Gleichwohl können diese nach der Rechtsprechung des EGMR "in äußerst extremen Fällen" schlechte humanitäre Lebensbedingungen auch ohne aktives Zutun des Staates oder Dritter im Hinblick auf Art. 3 EMRK als eine unmenschliche oder erniedrigende Behandlung zu bewerten sein (Hailbronner, a.a.O., § 4 Rn. 37,42). Der EGMR hat im Fall "D./Vereinigtes Königreich, Urteil vom 2. Mai 1997 -146/1996/767/964 -, NVwZ 1998. 161, Rn. 52) eine unmenschliche Behandlung i.S.d. Art. 3 EMRK zugunsten eines im fortgeschrittenen, tödlichen und unheilbaren Stadium an Aids erkrankten drogensüchtigen Ausländers angenommen, weil die Abschiebung seinen Tod beschleunigen würde, er keine angemessene Behandlung erreichen könne und kein Beweis für irgendeine mögliche moralische oder soziale Unterstützung im Herkunfts- und Zielgebiet zu erbringen sei.
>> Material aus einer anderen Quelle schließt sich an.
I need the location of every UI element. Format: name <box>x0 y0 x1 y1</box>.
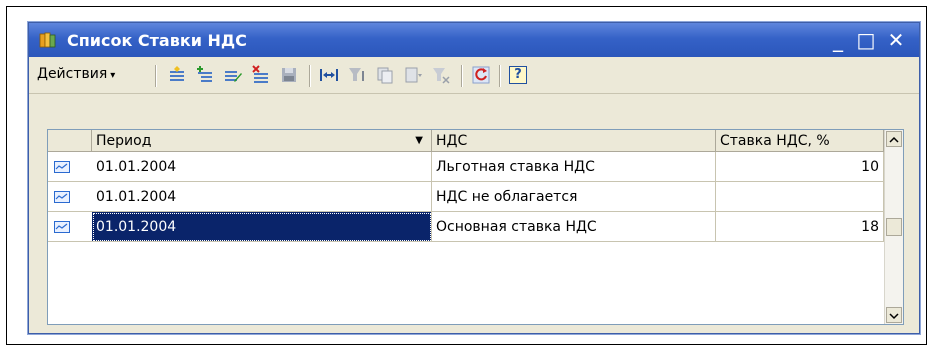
edit-icon[interactable] <box>223 65 243 85</box>
list-window: Список Ставки НДС _ □ ✕ Действия ▾ ? Пер… <box>28 22 920 334</box>
add-group-icon[interactable] <box>195 65 215 85</box>
sort-desc-icon: ▼ <box>415 135 423 146</box>
scroll-thumb[interactable] <box>886 218 902 236</box>
cell-rate: 10 <box>716 152 884 182</box>
column-header-period[interactable]: Период ▼ <box>92 130 432 152</box>
toolbar-separator <box>155 65 157 87</box>
row-icon-cell <box>48 182 92 212</box>
cell-vat: Основная ставка НДС <box>432 212 716 242</box>
table-row[interactable]: 01.01.2004 НДС не облагается <box>48 182 884 212</box>
cell-vat: Льготная ставка НДС <box>432 152 716 182</box>
cell-rate: 18 <box>716 212 884 242</box>
register-record-icon <box>54 221 70 233</box>
column-header-vat[interactable]: НДС <box>432 130 716 152</box>
cell-period: 01.01.2004 <box>92 182 432 212</box>
row-icon-cell <box>48 152 92 182</box>
chevron-up-icon <box>889 136 899 143</box>
toolbar: Действия ▾ ? <box>29 57 919 94</box>
delete-icon[interactable] <box>251 65 271 85</box>
table-row[interactable]: 01.01.2004 Льготная ставка НДС 10 <box>48 152 884 182</box>
scroll-up-button[interactable] <box>886 131 902 147</box>
column-header-rate[interactable]: Ставка НДС, % <box>716 130 884 152</box>
row-icon-header <box>48 130 92 152</box>
cell-period: 01.01.2004 <box>92 152 432 182</box>
column-header-label: Период <box>96 133 152 149</box>
toolbar-separator <box>309 65 311 87</box>
register-record-icon <box>54 191 70 203</box>
maximize-button[interactable]: □ <box>855 29 877 51</box>
books-icon <box>39 32 56 48</box>
toolbar-separator <box>499 65 501 87</box>
toolbar-separator <box>461 65 463 87</box>
save-icon[interactable] <box>279 65 299 85</box>
title-bar[interactable]: Список Ставки НДС _ □ ✕ <box>29 23 919 57</box>
column-width-icon[interactable] <box>319 65 339 85</box>
scroll-down-button[interactable] <box>886 307 902 323</box>
clear-filter-icon[interactable] <box>431 65 451 85</box>
help-icon[interactable]: ? <box>509 66 527 84</box>
minimize-button[interactable]: _ <box>827 29 849 51</box>
row-icon-cell <box>48 212 92 242</box>
register-record-icon <box>54 161 70 173</box>
window-title: Список Ставки НДС <box>67 31 247 50</box>
vat-rates-table: Период ▼ НДС Ставка НДС, % 01.01.2004 Ль… <box>47 129 904 325</box>
move-icon[interactable] <box>403 65 423 85</box>
filter-icon[interactable] <box>347 65 367 85</box>
chevron-down-icon <box>889 313 899 320</box>
add-row-icon[interactable] <box>167 65 187 85</box>
close-button[interactable]: ✕ <box>885 29 907 51</box>
cell-vat: НДС не облагается <box>432 182 716 212</box>
chevron-down-icon: ▾ <box>110 70 116 81</box>
cell-rate <box>716 182 884 212</box>
copy-icon[interactable] <box>375 65 395 85</box>
cell-period: 01.01.2004 <box>92 212 432 242</box>
actions-label: Действия <box>37 66 108 82</box>
vertical-scrollbar[interactable] <box>884 130 903 324</box>
table-row-selected[interactable]: 01.01.2004 Основная ставка НДС 18 <box>48 212 884 242</box>
actions-menu-button[interactable]: Действия ▾ <box>37 66 115 82</box>
refresh-icon[interactable] <box>471 65 491 85</box>
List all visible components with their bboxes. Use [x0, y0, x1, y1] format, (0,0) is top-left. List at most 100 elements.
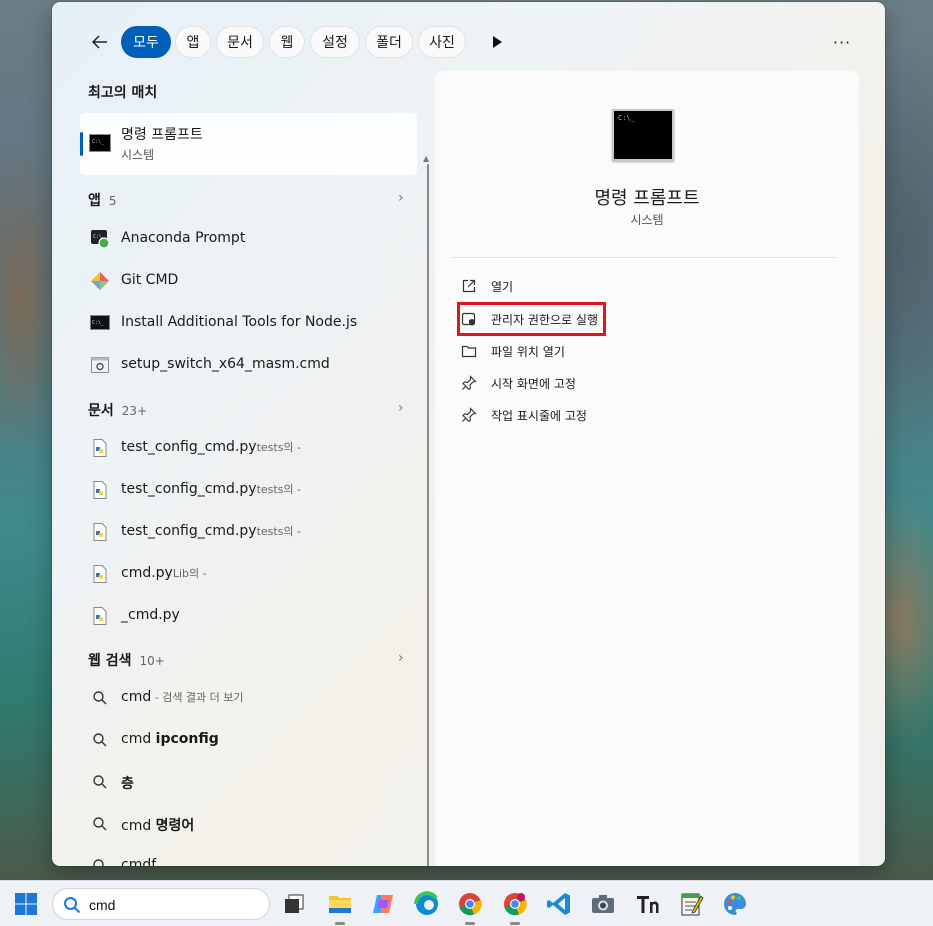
documents-expand-chevron-icon[interactable]: › [398, 400, 404, 416]
more-filters-button[interactable] [487, 32, 507, 52]
document-item[interactable]: _cmd.py [80, 596, 417, 636]
copilot-button[interactable] [369, 890, 397, 918]
web-query: cmd [121, 818, 156, 834]
action-open-file-location[interactable]: 파일 위치 열기 [453, 336, 833, 366]
filter-apps[interactable]: 앱 [175, 26, 211, 58]
pin-icon [462, 407, 477, 423]
vscode-button[interactable] [545, 890, 573, 918]
web-query: cmdf [121, 857, 157, 866]
folder-icon [329, 896, 351, 913]
filter-web[interactable]: 웹 [269, 26, 305, 58]
filter-documents[interactable]: 문서 [216, 26, 264, 58]
git-icon [91, 272, 109, 290]
open-external-icon [462, 279, 476, 293]
search-icon [93, 775, 107, 789]
python-file-icon [93, 523, 107, 541]
document-name: _cmd.py [121, 607, 180, 623]
notepad-icon [681, 893, 704, 916]
action-label: 열기 [491, 280, 514, 294]
document-name: test_config_cmd.py [121, 439, 257, 455]
svg-text:C:\_: C:\_ [92, 139, 105, 145]
document-name: test_config_cmd.py [121, 481, 257, 497]
app-item-git-cmd[interactable]: Git CMD [80, 261, 417, 301]
web-suggestion: 명령어 [155, 818, 195, 834]
file-explorer-button[interactable] [326, 890, 354, 925]
running-indicator [510, 922, 520, 925]
filter-photos[interactable]: 사진 [418, 26, 466, 58]
camera-icon [592, 895, 614, 913]
chrome-button[interactable] [456, 890, 484, 925]
script-file-icon [91, 357, 109, 373]
list-item-label: Anaconda Prompt [121, 230, 246, 246]
web-result-item[interactable]: 층 [80, 762, 417, 802]
command-prompt-icon: C:\_ [89, 134, 111, 152]
search-icon [64, 897, 81, 914]
web-result-item[interactable]: cmd 명령어 [80, 804, 417, 844]
web-expand-chevron-icon[interactable]: › [398, 650, 404, 666]
python-file-icon [93, 481, 107, 499]
documents-heading: 문서 23+ [88, 400, 147, 420]
typora-icon [637, 896, 659, 913]
web-result-item[interactable]: cmd ipconfig [80, 720, 417, 760]
documents-heading-label: 문서 [88, 403, 114, 419]
app-item-setup-switch[interactable]: setup_switch_x64_masm.cmd [80, 345, 417, 385]
paint-button[interactable] [721, 890, 749, 918]
windows-start-icon[interactable] [14, 892, 38, 916]
search-icon [93, 817, 107, 831]
app-item-node-tools[interactable]: C:\_ Install Additional Tools for Node.j… [80, 303, 417, 343]
best-match-subtitle: 시스템 [121, 148, 155, 162]
list-item-label: setup_switch_x64_masm.cmd [121, 356, 330, 372]
filter-bar: 모두 앱 문서 웹 설정 폴더 사진 ··· [52, 24, 885, 60]
command-prompt-large-icon: C:\_ [612, 109, 674, 161]
search-input[interactable] [89, 895, 259, 915]
list-item-label: _cmd.py [121, 607, 180, 623]
document-location: tests의 - [256, 441, 302, 454]
highlight-annotation [457, 302, 606, 336]
filter-settings[interactable]: 설정 [310, 26, 360, 58]
web-result-item[interactable]: cmd - 검색 결과 더 보기 [80, 678, 417, 718]
folder-icon [461, 345, 477, 358]
action-label: 작업 표시줄에 고정 [491, 409, 587, 423]
results-scrollbar[interactable]: ▲ ▼ [423, 154, 430, 866]
document-item[interactable]: test_config_cmd.pytests의 - [80, 470, 417, 510]
task-view-button[interactable] [280, 890, 308, 918]
detail-divider [451, 257, 837, 258]
edge-button[interactable] [413, 890, 441, 918]
app-item-anaconda[interactable]: C:\ Anaconda Prompt [80, 219, 417, 259]
play-icon [493, 36, 502, 48]
detail-title: 명령 프롬프트 [594, 188, 700, 209]
taskbar-search[interactable] [52, 888, 270, 920]
back-arrow-icon [91, 35, 107, 49]
action-open[interactable]: 열기 [453, 271, 833, 301]
document-item[interactable]: test_config_cmd.pytests의 - [80, 428, 417, 468]
document-item[interactable]: test_config_cmd.pytests의 - [80, 512, 417, 552]
list-item-label: Install Additional Tools for Node.js [121, 314, 358, 330]
filter-folders[interactable]: 폴더 [365, 26, 413, 58]
list-item-label: test_config_cmd.pytests의 - [121, 439, 301, 455]
document-item[interactable]: cmd.pyLib의 - [80, 554, 417, 594]
typora-button[interactable] [633, 890, 661, 918]
scrollbar-thumb[interactable] [427, 164, 429, 866]
web-search-heading-label: 웹 검색 [88, 653, 132, 669]
apps-expand-chevron-icon[interactable]: › [398, 190, 404, 206]
chrome-profile-button[interactable] [501, 890, 529, 925]
action-label: 시작 화면에 고정 [491, 377, 576, 391]
document-location: Lib의 - [172, 567, 207, 580]
camera-button[interactable] [589, 890, 617, 918]
action-label: 파일 위치 열기 [491, 345, 565, 359]
detail-pane: C:\_ 명령 프롬프트 시스템 열기 관리자 권한으로 실행 파일 위치 열기 [435, 71, 859, 866]
filter-all[interactable]: 모두 [121, 26, 171, 58]
more-options-button[interactable]: ··· [828, 28, 856, 56]
action-pin-to-start[interactable]: 시작 화면에 고정 [453, 368, 833, 398]
web-search-count: 10+ [139, 654, 165, 668]
notepad-button[interactable] [677, 890, 705, 918]
copilot-icon [373, 895, 393, 913]
best-match-item[interactable]: C:\_ 명령 프롬프트 시스템 [80, 113, 417, 175]
search-icon [93, 691, 107, 705]
action-pin-to-taskbar[interactable]: 작업 표시줄에 고정 [453, 400, 833, 430]
best-match-title: 명령 프롬프트 [121, 127, 203, 143]
edge-icon [414, 891, 438, 915]
scroll-up-icon[interactable]: ▲ [423, 154, 429, 163]
web-result-item[interactable]: cmdf [80, 846, 417, 866]
back-button[interactable] [86, 28, 114, 56]
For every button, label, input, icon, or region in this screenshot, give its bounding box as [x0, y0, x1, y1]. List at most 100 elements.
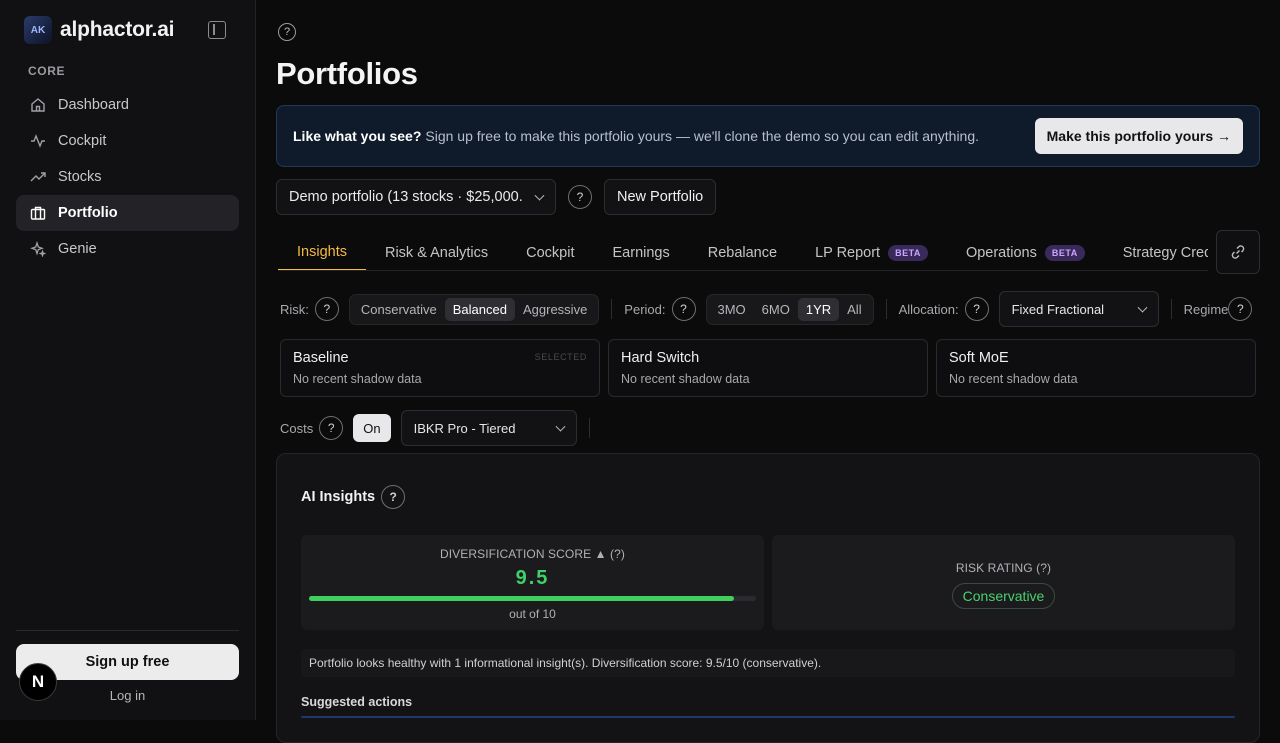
chevron-down-icon [534, 190, 545, 201]
period-option-1yr[interactable]: 1YR [797, 297, 840, 321]
ai-insights-panel: AI Insights ? DIVERSIFICATION SCORE ▲ (?… [276, 453, 1260, 743]
brand[interactable]: AK alphactor.ai [24, 16, 175, 44]
risk-rating-badge: Conservative [951, 583, 1056, 609]
sidebar: AK alphactor.ai CORE Dashboard Cockpit S… [0, 0, 256, 720]
sidebar-divider [16, 630, 239, 631]
portfolio-select[interactable]: Demo portfolio (13 stocks · $25,000. [276, 179, 556, 215]
regime-help-icon[interactable]: ? [1228, 297, 1253, 321]
portfolio-help-icon[interactable]: ? [568, 185, 592, 209]
divider [611, 299, 613, 319]
broker-select[interactable]: IBKR Pro - Tiered [400, 410, 577, 446]
insights-summary: Portfolio looks healthy with 1 informati… [301, 649, 1235, 677]
ai-insights-title: AI Insights [301, 489, 376, 505]
costs-help-icon[interactable]: ? [319, 416, 344, 440]
signup-banner: Like what you see? Sign up free to make … [276, 105, 1260, 167]
home-icon [30, 97, 46, 113]
diversification-score-value: 9.5 [515, 567, 550, 589]
sidebar-item-label: Stocks [58, 169, 102, 185]
main-content: ? Portfolios Like what you see? Sign up … [256, 0, 1280, 743]
period-option-6mo[interactable]: 6MO [754, 298, 798, 321]
copy-link-button[interactable] [1216, 230, 1260, 274]
strategy-card-baseline[interactable]: Baseline No recent shadow data SELECTED [280, 339, 600, 397]
sidebar-item-cockpit[interactable]: Cockpit [16, 123, 239, 159]
period-option-3mo[interactable]: 3MO [710, 298, 754, 321]
strategy-card-hard-switch[interactable]: Hard Switch No recent shadow data [608, 339, 928, 397]
insights-help-icon[interactable]: ? [381, 485, 406, 509]
risk-rating-label: RISK RATING (?) [955, 561, 1052, 575]
tab-label: Cockpit [526, 245, 575, 261]
trending-up-icon [30, 169, 46, 185]
sidebar-item-genie[interactable]: Genie [16, 231, 239, 267]
risk-segmented-control: Conservative Balanced Aggressive [348, 293, 600, 325]
card-subtitle: No recent shadow data [949, 372, 1078, 386]
suggested-actions-heading: Suggested actions [301, 695, 413, 709]
suggested-actions-divider [301, 716, 1235, 718]
chevron-down-icon [1137, 302, 1148, 313]
tab-earnings[interactable]: Earnings [594, 235, 689, 270]
risk-label: Risk: [280, 301, 309, 317]
divider [1170, 299, 1172, 319]
sidebar-item-label: Dashboard [58, 97, 129, 113]
tab-label: Risk & Analytics [384, 245, 489, 261]
diversification-score-label: DIVERSIFICATION SCORE ▲ (?) [439, 547, 626, 561]
sparkles-icon [30, 241, 46, 257]
new-portfolio-button[interactable]: New Portfolio [604, 179, 717, 215]
banner-text: Sign up free to make this portfolio your… [425, 128, 980, 144]
beta-badge: BETA [1044, 245, 1085, 261]
tab-operations[interactable]: Operations BETA [947, 235, 1104, 270]
tab-rebalance[interactable]: Rebalance [689, 235, 796, 270]
tab-risk-analytics[interactable]: Risk & Analytics [366, 235, 507, 270]
period-option-all[interactable]: All [839, 298, 869, 321]
controls-bar: Risk: ? Conservative Balanced Aggressive… [280, 291, 1260, 327]
risk-option-aggressive[interactable]: Aggressive [515, 298, 595, 321]
sidebar-item-label: Portfolio [58, 205, 118, 221]
selected-tag: SELECTED [534, 352, 587, 362]
help-icon[interactable]: ? [278, 23, 296, 41]
collapse-sidebar-icon[interactable] [208, 21, 226, 39]
tab-label: Insights [297, 244, 347, 260]
period-label: Period: [624, 301, 666, 317]
sidebar-item-portfolio[interactable]: Portfolio [16, 195, 239, 231]
risk-rating-card: RISK RATING (?) Conservative [772, 535, 1235, 630]
allocation-help-icon[interactable]: ? [964, 297, 989, 321]
period-segmented-control: 3MO 6MO 1YR All [705, 293, 874, 325]
tab-label: Operations [965, 245, 1037, 261]
risk-help-icon[interactable]: ? [314, 297, 339, 321]
tab-label: Strategy Credi [1122, 245, 1208, 261]
card-title: Soft MoE [949, 350, 1009, 366]
brand-name: alphactor.ai [60, 18, 175, 41]
broker-select-value: IBKR Pro - Tiered [413, 420, 516, 436]
strategy-card-soft-moe[interactable]: Soft MoE No recent shadow data [936, 339, 1256, 397]
risk-option-balanced[interactable]: Balanced [444, 297, 515, 321]
sidebar-item-stocks[interactable]: Stocks [16, 159, 239, 195]
diversification-score-bar-fill [309, 596, 734, 601]
nextjs-badge[interactable]: N [19, 663, 57, 701]
tab-strategy-credit[interactable]: Strategy Credi [1104, 235, 1208, 270]
diversification-score-bar [309, 596, 756, 601]
tab-label: LP Report [815, 245, 881, 261]
sidebar-item-label: Cockpit [58, 133, 107, 149]
tab-insights[interactable]: Insights [278, 235, 366, 270]
tab-cockpit[interactable]: Cockpit [507, 235, 593, 270]
regime-label: Regime [1183, 301, 1229, 317]
page-title: Portfolios [276, 56, 418, 91]
tab-lp-report[interactable]: LP Report BETA [796, 235, 947, 270]
costs-bar: Costs ? On IBKR Pro - Tiered [280, 410, 602, 446]
allocation-select-value: Fixed Fractional [1011, 301, 1105, 317]
period-help-icon[interactable]: ? [671, 297, 696, 321]
sidebar-item-dashboard[interactable]: Dashboard [16, 87, 239, 123]
costs-toggle[interactable]: On [353, 414, 391, 442]
briefcase-icon [30, 205, 46, 221]
activity-icon [30, 133, 46, 149]
allocation-label: Allocation: [898, 301, 959, 317]
section-label-core: CORE [28, 64, 66, 78]
allocation-select[interactable]: Fixed Fractional [998, 291, 1159, 327]
card-title: Hard Switch [621, 350, 700, 366]
brand-logo: AK [24, 16, 52, 44]
make-portfolio-yours-button[interactable]: Make this portfolio yours → [1034, 118, 1243, 154]
card-subtitle: No recent shadow data [621, 372, 750, 386]
risk-option-conservative[interactable]: Conservative [353, 298, 445, 321]
sidebar-nav: Dashboard Cockpit Stocks Portfolio Genie [16, 87, 239, 267]
divider [885, 299, 887, 319]
card-subtitle: No recent shadow data [293, 372, 422, 386]
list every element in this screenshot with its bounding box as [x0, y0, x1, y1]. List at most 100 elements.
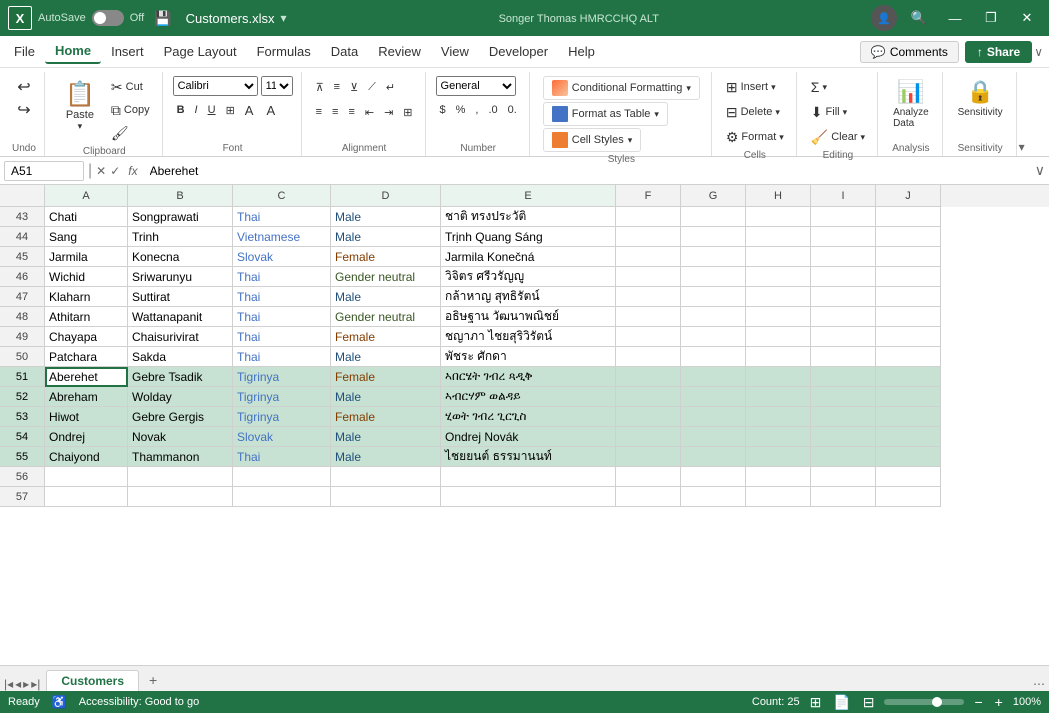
row-header-46[interactable]: 46: [0, 267, 45, 287]
autosave-toggle[interactable]: [92, 10, 124, 26]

Der Umstand, dass im Fall der Abschiebung in sein Herkunftsgebiet die Lage des Betroffenen einschließlich seiner Lebenserwartung erheblich beeinträchtigt wird, reicht demgemäß allein nicht aus, einen Verstoß gegen Art. 3 EMRK anzunehmen. Der EGMR hat in späteren Entscheidungen ("Bensaid/ Vereinigtes Königreich, Urteil vom 6. Februar 2001 - 44599/98 -, NVWZ 2002, 453 und N./Vereinigtes Königreich", Urteil vom 27. Mai 2008 - 26565/05 -, NVwZ 2008, 1334, Rn. 42) klargestellt, dass es insoweit besonderer "exzeptioneller Umstände" bedarf.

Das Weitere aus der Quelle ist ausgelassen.